Der Stock ist vermutlich das älteste Werkzeug der Menschheit. Schon ein abgebrochener Ast konnte helfen, um sich besser fortbewegen zu können. Im antiken Ödipus-Mythos gehört er zur Rätselfrage der Sphinx nach dem Menschen: als Baby krabbelt er, dann richtet er sich auf zwei Beine auf und wird als Greis zum Dreibeiner.
Der Stock als Zeichen der Macht
Von der einfachen Gehhilfe hat sich der Stock zum Machtsymbol Zepter entwickelt, zum Statussymbol des bürgerlichen Spaziergängers im 19. Jahrhundert und zum praktischen Teleskopstock für Wanderer heute. Der klassische Spazierstock ist belastbar, mit metallener Spitze. Ein Flanierstock aus Bambus aus alten Zeiten konnte auch mal eine geschnitzte Elfenbein- oder Hornspitze haben.
Legendär ist der Stock des Philosophen Arthur Schopenhauer (1788-1860), den er auf seinen Spaziergängen immer dabeigehabt haben soll. „Die Feder ist dem Denken was der Stock dem Gehen“, stellte er fest. Schopenhauers Stock hatte einen sogenannten T-Griff, wie ihn auch der gichtgeplagte Preußenkönig Friedrich II. im 18. Jahrhundert benutzt hatte.
Früher galt ein Stock vor allem als Insignie der Macht: Von den Pharaonen über Kaiser Friedrich I. Barbarossa, den Sonnenkönig Louis XIV. bis hin zu Napoleon schwangen Regenten ein Zepter und Richter einen Stab. Andererseits gibt es aber auch Hirtenstäbe: in der Hand von Schäfern, um die Wölfe abzuwehren, in der Hand von Bischöfen, um den Teufel von der Christenheit fernzuhalten. Der antike Gott Hermes trug einen Botenstab, Magier zelebrierten ihre Macht mit Zauberstäben.
Der „dritte Fuß“ des Pilgers symbolisierte im 12. Jahrhundert die Dreifaltigkeit und sollte spirituellen Halt geben. Vom heiligen Jakobus ist überliefert, dass er einen übermannshohen Stock mit Eisenspitze unten und verdicktem Ende oben mit sich führte. Straßenräuber und tollwütige Hunde mussten irgendwie abgewehrt werden. Aus den Pilgerstäben des Mittelalters entwickelten sich die traditionellen Wanderstöcke. Handwerker auf der Walz hängten ihr Bündel mit Habseligkeiten an einen Stock, den sie über der Schulter trugen. Während sich das Dekor der städtischen Spazier- und Flanierstöcke im 19. Jahrhundert weiter verfeinerte, dienten Wander- und Bergstöcke seit jeher eher der Funktionalität.

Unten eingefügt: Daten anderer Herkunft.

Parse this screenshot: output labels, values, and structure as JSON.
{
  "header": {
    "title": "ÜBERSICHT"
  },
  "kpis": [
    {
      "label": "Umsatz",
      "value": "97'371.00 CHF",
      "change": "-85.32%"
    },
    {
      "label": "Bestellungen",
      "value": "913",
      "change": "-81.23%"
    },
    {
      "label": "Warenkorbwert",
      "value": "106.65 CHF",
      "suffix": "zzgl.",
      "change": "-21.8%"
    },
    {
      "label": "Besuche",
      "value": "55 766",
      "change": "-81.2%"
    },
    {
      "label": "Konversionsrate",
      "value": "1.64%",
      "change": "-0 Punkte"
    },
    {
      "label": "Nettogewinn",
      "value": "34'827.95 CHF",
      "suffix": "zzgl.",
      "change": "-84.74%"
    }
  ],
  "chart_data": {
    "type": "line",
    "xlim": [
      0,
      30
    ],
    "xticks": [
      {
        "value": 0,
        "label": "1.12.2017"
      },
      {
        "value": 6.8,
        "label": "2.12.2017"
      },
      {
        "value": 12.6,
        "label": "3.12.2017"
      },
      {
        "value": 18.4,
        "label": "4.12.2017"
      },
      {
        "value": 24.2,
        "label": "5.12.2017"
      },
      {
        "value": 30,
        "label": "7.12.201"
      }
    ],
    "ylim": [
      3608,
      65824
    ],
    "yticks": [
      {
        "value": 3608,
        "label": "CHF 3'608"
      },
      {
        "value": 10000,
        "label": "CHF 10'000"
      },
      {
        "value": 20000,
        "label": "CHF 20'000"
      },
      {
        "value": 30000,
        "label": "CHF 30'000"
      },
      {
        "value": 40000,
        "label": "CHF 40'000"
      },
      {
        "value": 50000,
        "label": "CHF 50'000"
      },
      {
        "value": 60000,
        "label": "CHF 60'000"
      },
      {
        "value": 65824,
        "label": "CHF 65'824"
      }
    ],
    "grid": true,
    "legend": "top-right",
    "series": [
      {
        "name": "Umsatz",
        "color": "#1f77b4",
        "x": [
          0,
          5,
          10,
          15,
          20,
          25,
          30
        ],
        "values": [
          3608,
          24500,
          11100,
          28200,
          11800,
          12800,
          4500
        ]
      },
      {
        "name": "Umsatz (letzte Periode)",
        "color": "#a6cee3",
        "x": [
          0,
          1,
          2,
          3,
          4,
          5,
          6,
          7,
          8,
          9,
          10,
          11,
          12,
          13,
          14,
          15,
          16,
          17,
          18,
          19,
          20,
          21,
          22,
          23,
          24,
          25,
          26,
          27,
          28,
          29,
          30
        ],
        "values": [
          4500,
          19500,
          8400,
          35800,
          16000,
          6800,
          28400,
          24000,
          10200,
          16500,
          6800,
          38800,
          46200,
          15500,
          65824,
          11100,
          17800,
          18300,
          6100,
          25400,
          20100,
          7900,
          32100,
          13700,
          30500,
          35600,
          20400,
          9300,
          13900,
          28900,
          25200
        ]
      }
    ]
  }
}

Das Handwerk des Stockmachers florierte damals. Heute gibt es nur noch wenige Manufakturen in Deutschland. Eine davon ist im thüringischen Eichsfeld: Dort in Lindewerra führte der Stockmacher Wilhelm Ludwig Wagner aus Göttingen 1836 das Handwerk ein. Er nutzte die Schösslinge der Eichen, die bei der Lohgerberei abfielen, einer speziellen Art des Gerbens von Leder mit Eichenrinde. 1915 widmeten sich 15 Familien der Stockmacherei. Ende der 20er Jahre kam eine halbe Million Stöcke aus dem Eichsfeld. Bis heute gilt Lindewerra als das Stockmacherdorf Deutschlands. Sieben Stockmacherbetriebe hatten sich in den 1990er Jahren zur Stockmanufaktur Lindewerra GmbH & Co. KG zusammengeschlossen.
Dreißig Arbeitsgänge durchläuft ein Stock
Michael Geyer führt die Tradition seiner Familie weiter. Nur, dass er heute nicht mehr mit Eichenholz arbeitet, sondern mit Kastanienholz aus Spanien und Südengland. „Mit der Wende brachen die Strukturen der Absatzmärkte ein, aber mittlerweile ist der Umsatz wieder stabil“, sagt er. Das Holz für einen Stock muss in Wasserdampf gedämpft und danach in Form gebracht werden. „30 Arbeitsgänge sind insgesamt nötig“, beschreibt Geyer.
Für Bergwanderer und Nordic Walker hat die Industrie mit modernen Stöcken und Gehhilfen aus Aluminium oder Carbon und Dämpfungssystem das aufwendige Handwerk der Stockmacher verdrängt. Doch Wunder können auch die nicht vollbringen: Für Knie und Gelenke ist ein Stock eine Erleichterung. Aber der Gleichgewichtssinn wird mit der Gehhilfe nicht besser.